相続による事業を承継することがあります。このケースでは、事業者でなかった相続人が相続により事業者になるパターンがありますが、その他、もちろん「相続人」、「被相続人」ともに、事業者であるパターンもあります。

今回は双方ともに事業者であるパターンを説明していきたいと思います。

課税・免税の判定基準

相続承継後翌年以後の課税・免税事業者の判定は、承継前の相続人と被相続人の事業の各基準期間の課税売上を全部合計して、合計額が1千万円を超えるかどうかで判定します。

被相続人の事業を2以上の相続人が分割承継、共同相続した場合について、相続開始年の翌年以後の課税・免税事業者の判定に取り込むのは、各相続人の承継割合に応じた課税売上となります。

相続開始年の注意点

相続開始年に限っては、取り扱いが少し異なります。下記の4パターンが考えらえます。

①課税事業同士の相続承継

②相続人の課税事業への被相続人の免税事業の相続承継

③相続人の免税事業への被相続人の課税事業の相続承継

④免税事業同士の相続承継

相続人の課税・免税事業者判定は、①②のケースは年間を通じた課税事業者、③は相続日の翌日からその年の年末までの期間の課税事業者、④は免税事業者です。

 

相続開始年に遺産分割確定

年末までに遺産分割が済んでいる場合でも、未分割の場合と同じく、基準期間における被相続人の課税売上高を各相続人の法定相続分で按分した金額により相続人の納税義務を判定してよい、との「文書回答事例」が公開されています。

 

特定遺贈又は死因贈与の場合

相続の際、被相続人の消費税納税義務を考慮するのは、「相続(含包括遺贈)」による承継の場合のみです。

たとえ相続承継であったとしても、特定遺贈・死因贈与による承継の場合には、上記の納税義務可否判定規定の適用はありません。

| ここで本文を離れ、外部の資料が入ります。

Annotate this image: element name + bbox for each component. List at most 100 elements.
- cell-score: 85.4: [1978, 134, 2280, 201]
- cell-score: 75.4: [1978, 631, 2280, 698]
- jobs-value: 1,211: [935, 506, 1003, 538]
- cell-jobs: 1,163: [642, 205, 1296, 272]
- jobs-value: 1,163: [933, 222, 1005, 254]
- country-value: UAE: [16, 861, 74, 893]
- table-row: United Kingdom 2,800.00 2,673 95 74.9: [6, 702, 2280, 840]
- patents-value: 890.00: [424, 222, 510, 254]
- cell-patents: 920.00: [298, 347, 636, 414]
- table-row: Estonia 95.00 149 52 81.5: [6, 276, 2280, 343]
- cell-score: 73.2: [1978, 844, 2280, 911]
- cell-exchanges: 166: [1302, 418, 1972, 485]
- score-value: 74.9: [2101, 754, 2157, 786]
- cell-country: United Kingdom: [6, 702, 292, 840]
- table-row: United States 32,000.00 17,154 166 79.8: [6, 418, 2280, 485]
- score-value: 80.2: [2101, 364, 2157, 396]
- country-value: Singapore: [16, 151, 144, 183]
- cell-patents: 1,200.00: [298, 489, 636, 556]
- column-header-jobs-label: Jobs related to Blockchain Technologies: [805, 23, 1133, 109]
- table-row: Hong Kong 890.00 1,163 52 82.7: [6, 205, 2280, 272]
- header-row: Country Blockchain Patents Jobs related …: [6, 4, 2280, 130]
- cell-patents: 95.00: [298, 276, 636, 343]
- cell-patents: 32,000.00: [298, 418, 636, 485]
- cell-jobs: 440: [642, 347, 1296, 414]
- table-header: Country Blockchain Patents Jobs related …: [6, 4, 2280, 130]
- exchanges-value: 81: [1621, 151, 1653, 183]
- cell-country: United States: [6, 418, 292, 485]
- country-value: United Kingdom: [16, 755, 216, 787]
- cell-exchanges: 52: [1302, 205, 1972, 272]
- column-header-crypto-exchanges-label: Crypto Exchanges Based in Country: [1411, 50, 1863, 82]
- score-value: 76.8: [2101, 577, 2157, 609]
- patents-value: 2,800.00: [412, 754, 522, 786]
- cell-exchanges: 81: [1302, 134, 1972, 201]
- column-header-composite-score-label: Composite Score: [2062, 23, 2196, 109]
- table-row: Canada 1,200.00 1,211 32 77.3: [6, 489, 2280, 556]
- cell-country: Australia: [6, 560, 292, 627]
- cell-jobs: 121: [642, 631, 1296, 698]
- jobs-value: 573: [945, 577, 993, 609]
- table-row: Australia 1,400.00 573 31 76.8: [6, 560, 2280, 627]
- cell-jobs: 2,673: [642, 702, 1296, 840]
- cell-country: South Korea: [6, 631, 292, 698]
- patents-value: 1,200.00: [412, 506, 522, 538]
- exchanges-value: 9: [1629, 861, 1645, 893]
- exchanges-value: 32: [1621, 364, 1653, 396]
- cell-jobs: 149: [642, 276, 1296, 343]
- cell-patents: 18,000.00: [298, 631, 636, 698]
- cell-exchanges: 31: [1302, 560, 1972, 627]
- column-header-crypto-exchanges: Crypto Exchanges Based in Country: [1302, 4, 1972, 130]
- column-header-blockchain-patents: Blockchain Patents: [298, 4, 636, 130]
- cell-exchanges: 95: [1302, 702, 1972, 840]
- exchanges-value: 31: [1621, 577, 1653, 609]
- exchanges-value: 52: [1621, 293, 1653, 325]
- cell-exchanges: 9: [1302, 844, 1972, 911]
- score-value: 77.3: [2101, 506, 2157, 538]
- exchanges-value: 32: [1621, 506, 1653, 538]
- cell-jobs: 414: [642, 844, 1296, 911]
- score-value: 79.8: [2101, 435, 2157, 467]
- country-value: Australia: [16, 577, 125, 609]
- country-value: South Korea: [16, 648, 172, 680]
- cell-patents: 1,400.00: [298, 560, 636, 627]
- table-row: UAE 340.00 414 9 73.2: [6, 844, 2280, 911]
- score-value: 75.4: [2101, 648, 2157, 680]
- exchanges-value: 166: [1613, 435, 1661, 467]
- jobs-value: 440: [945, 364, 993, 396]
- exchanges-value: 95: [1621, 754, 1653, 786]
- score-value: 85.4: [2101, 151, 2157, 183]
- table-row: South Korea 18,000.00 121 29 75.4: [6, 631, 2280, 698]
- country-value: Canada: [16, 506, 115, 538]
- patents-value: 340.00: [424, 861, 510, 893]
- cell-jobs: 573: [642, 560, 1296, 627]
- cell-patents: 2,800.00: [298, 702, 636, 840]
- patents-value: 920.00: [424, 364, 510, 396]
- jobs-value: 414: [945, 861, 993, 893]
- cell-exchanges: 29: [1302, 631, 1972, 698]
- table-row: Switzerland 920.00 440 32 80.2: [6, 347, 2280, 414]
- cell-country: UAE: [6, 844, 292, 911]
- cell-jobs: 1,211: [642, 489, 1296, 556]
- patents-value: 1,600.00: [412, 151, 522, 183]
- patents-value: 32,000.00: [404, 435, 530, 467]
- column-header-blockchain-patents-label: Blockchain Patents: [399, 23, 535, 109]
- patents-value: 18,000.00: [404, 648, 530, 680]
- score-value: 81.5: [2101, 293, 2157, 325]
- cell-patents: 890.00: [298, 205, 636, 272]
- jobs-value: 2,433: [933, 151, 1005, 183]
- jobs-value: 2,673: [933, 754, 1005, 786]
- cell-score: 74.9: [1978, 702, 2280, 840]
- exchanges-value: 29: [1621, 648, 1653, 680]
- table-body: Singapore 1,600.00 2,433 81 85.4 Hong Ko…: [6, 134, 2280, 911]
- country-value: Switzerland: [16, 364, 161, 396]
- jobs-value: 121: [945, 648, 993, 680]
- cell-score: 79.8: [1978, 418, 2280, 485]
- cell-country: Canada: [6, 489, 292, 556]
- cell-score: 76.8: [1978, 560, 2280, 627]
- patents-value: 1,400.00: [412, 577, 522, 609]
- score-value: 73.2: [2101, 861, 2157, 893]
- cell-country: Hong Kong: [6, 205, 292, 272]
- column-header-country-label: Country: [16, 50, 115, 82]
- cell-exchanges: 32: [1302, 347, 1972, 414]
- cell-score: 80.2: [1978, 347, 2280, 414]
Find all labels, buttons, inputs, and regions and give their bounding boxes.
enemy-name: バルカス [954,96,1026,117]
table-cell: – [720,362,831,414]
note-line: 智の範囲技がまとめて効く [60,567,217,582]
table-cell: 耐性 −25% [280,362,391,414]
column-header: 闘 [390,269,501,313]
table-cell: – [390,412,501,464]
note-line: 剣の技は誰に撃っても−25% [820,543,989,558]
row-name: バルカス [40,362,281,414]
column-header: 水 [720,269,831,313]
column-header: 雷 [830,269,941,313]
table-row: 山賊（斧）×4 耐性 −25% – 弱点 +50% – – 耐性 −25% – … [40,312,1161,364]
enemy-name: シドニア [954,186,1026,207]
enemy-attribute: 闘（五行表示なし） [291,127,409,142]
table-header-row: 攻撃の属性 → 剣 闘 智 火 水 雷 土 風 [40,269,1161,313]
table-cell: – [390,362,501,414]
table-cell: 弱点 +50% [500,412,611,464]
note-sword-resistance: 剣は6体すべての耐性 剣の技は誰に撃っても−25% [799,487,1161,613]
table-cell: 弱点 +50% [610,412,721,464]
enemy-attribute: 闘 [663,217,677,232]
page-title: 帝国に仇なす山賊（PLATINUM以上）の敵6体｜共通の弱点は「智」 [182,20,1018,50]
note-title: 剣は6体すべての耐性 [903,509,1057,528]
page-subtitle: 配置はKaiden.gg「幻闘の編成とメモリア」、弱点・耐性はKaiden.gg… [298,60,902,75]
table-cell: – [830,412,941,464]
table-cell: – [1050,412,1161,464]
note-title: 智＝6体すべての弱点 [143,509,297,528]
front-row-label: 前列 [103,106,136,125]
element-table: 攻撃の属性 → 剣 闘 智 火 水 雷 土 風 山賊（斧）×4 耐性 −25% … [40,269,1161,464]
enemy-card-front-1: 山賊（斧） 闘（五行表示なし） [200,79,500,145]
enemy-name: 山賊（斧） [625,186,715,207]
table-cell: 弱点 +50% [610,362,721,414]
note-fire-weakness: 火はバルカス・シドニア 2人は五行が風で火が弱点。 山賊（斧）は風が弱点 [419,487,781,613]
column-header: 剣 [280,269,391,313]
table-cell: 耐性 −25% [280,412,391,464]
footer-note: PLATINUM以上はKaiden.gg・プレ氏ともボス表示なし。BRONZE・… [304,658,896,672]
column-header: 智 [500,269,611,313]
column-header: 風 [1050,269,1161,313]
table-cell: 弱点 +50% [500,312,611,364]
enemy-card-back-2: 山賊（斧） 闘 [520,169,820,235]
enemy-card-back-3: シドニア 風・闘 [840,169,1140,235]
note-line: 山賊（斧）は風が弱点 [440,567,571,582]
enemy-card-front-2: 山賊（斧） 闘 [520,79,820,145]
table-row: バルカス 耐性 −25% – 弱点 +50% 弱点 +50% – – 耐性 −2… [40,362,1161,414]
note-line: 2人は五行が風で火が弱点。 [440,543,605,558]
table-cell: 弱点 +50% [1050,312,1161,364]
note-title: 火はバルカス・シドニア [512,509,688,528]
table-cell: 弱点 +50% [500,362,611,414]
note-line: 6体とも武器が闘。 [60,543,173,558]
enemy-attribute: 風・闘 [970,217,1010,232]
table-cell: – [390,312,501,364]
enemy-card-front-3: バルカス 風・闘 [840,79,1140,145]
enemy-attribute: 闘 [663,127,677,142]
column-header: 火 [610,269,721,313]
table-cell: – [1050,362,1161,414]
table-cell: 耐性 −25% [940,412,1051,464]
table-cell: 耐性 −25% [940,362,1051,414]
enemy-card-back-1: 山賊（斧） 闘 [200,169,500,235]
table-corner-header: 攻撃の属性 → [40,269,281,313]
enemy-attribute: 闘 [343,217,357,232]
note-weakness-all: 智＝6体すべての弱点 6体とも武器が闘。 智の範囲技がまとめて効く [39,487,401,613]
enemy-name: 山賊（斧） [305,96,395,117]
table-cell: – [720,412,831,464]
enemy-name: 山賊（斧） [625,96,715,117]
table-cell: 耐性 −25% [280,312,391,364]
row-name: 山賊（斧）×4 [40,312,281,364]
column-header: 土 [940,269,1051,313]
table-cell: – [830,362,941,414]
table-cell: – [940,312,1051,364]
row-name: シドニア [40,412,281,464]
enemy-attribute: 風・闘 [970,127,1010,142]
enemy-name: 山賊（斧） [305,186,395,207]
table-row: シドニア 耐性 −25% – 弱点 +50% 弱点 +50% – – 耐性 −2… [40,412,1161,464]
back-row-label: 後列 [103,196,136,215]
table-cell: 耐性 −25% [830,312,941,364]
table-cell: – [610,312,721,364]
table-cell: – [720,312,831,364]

これは、通達で示されている考え方で、この場合には、特定財産受遺者又は死因贈与契約受贈者の、自分の事業のみの基準期間課税売上高のみによって判定します。

消費税法には、「相続」には包括遺贈を含むと規定されていて、そのことにより、特定遺贈・死因贈与は、包括的承継としての相続承継から除外されていると反対解釈されるため、通達でそれを示しているわけです。